Little white maggots!!! Crawling around my larder, over the jars, around the tops of the bottles!!!
Actually, they might be tiny little flies. They’re so small – perhaps half a millimetre long – that you can’t really tell what they are. They could be very tiny little cattle for all I know.
I don’t know why they have targeted my particular larder. Perhaps they specifically like the organic food that I buy more than other people’s chemically treated stuff. I thought I had eliminated them by spraying loads of flyspray all over it, but they have risen from the dead, like maggot Tony Christies.
I am not sure what to do. I can peacefully coexist with rabbits, and the mole – whilst annoying – wasn’t the end of the world. The wood mice in the shed fall firmly into the ‘ooh aren’t they cute’ category, the pheasants and pigeons are both harmless and potential food. The shrew hasn’t been seen for some time, but has an amusing and intrinsically funny name, the hedgehogs keep themselves to themselves, the annoying Ben Elton squeaky thing hasn’t been heard for a while and even Short Tony’s remaining dog only comes across for a shit very occasionally, which gets cleared up with a shamefaced air.
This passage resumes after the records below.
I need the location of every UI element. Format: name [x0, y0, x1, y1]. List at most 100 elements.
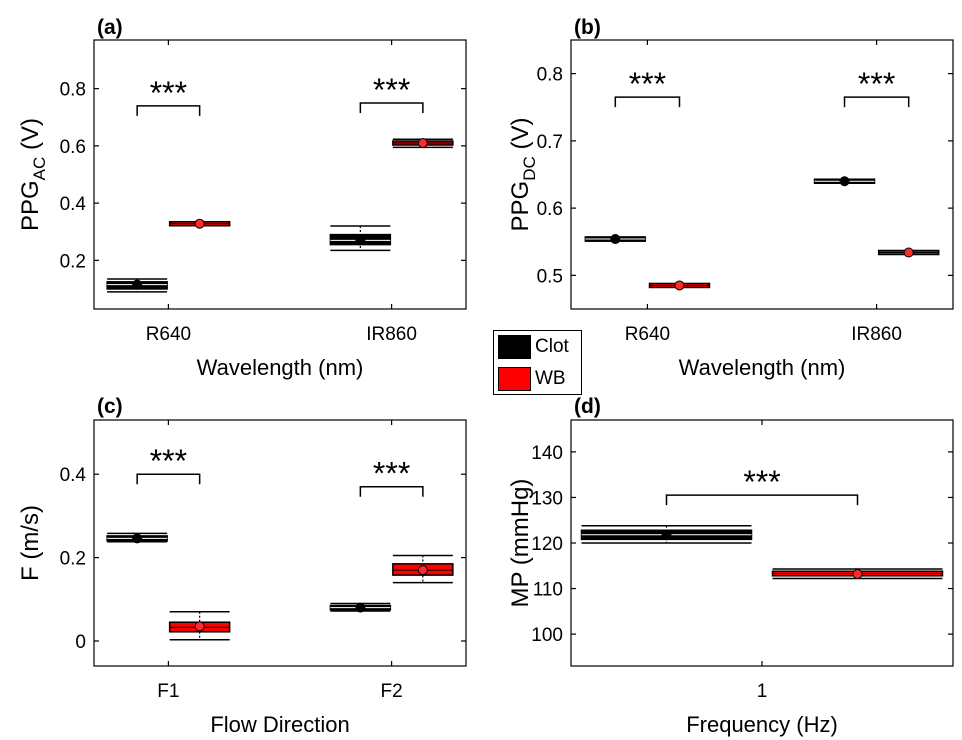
panel-a-clot-ir860-box	[329, 225, 392, 252]
panel-a-wb-r640-box	[168, 218, 231, 229]
panel-d-ytick-label: 130	[531, 488, 563, 509]
panel-a-label: (a)	[97, 16, 123, 39]
panel-a-ytick-label: 0.2	[60, 251, 86, 272]
panel-a-ytick-label: 0.6	[60, 137, 86, 158]
panel-b-clot-r640-box	[584, 234, 647, 245]
panel-b-wb-ir860-box	[877, 247, 940, 258]
panel-c-sig-label: ***	[150, 443, 187, 479]
panel-d-wb-1-mean	[852, 568, 863, 579]
legend-swatch-clot	[498, 335, 531, 359]
panel-b-ytick-label: 0.6	[537, 199, 563, 220]
panel-c-xtick-label: F2	[381, 681, 403, 702]
legend-label-clot: Clot	[535, 336, 569, 357]
panel-d-ytick-label: 120	[531, 534, 563, 555]
panel-a-wb-r640-mean	[194, 218, 205, 229]
panel-b: PPGDC (V)	[507, 39, 954, 310]
panel-a-xtick-label: R640	[146, 324, 191, 345]
panel-a-sig-label: ***	[150, 75, 187, 111]
panel-a-clot-r640-mean	[132, 279, 143, 290]
panel-b-ylabel-suffix: (V)	[507, 118, 534, 157]
panel-d-sig-bracket	[665, 494, 859, 506]
panel-d-ylabel-main: MP (mmHg)	[507, 479, 534, 608]
panel-d-wb-1-box	[771, 568, 944, 580]
panel-a-ylabel-sub: AC	[30, 157, 49, 181]
panel-b-ytick-label: 0.8	[537, 65, 563, 86]
panel-b-ylabel-sub: DC	[520, 156, 539, 181]
panel-c-ytick-label: 0.4	[60, 465, 87, 486]
panel-c-ylabel: F (m/s)	[17, 505, 44, 581]
panel-d: MP (mmHg)	[507, 419, 954, 667]
panel-b-axes-box	[570, 39, 954, 310]
panel-b-ylabel-main: PPG	[507, 181, 534, 232]
panel-b-label: (b)	[574, 16, 601, 39]
panel-b-ytick-label: 0.5	[537, 266, 563, 287]
panel-c-clot-f1-box	[106, 532, 168, 544]
panel-a-wb-ir860-box	[392, 138, 454, 149]
panel-c-axes-box	[93, 419, 467, 667]
panel-b-wb-ir860-mean	[903, 247, 914, 258]
legend-swatch-wb	[498, 367, 531, 391]
panel-b-sig-label: ***	[858, 66, 895, 102]
panel-d-ylabel: MP (mmHg)	[507, 479, 534, 608]
panel-b-clot-r640-mean	[610, 234, 621, 245]
panel-a-sig-bracket	[359, 102, 424, 113]
panel-c-ytick-label: 0	[75, 632, 86, 653]
panel-a-sig-label: ***	[373, 72, 410, 108]
panel-d-ytick-label: 110	[533, 580, 563, 601]
panel-c-sig-bracket	[136, 473, 201, 485]
panel-a-clot-r640-box	[106, 278, 168, 293]
panel-c-ylabel-main: F (m/s)	[17, 505, 44, 581]
panel-a-xlabel: Wavelength (nm)	[197, 355, 364, 380]
panel-a-wb-ir860-mean	[417, 138, 428, 149]
panel-d-clot-1-box	[580, 524, 753, 544]
panel-b-clot-ir860-box	[813, 176, 876, 187]
legend: Clot WB	[493, 330, 582, 395]
panel-d-ytick-label: 140	[531, 443, 563, 464]
panel-d-clot-1-mean	[661, 530, 672, 541]
panel-c-xtick-label: F1	[157, 681, 179, 702]
legend-label-wb: WB	[535, 368, 566, 389]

At least they are country maggots. If I’d have had them whilst living in a flat in London I’d have been vaguely freaked out, as clearly they’d have carried all sorts of diseases. Whereas here they seem somehow cleaner and more natural. Unless they are little cattle, of course, in which case they would be extremely unnatural, but handy for the milk.
My plan at the moment is to use existentialist particle physics against them. As I understand it, according to Schrodinger, who was a very renowned scientist before the RSPCA prosecuted him, the maggots only exist when I turn the light on and look at them. Therefore, I try not to do this as much as possible, using the theory that all the blinking in and out of existence will cause some form of breakdown in their cell walls.
Note that this is properly scientific and not just ‘hoping that they will go away’.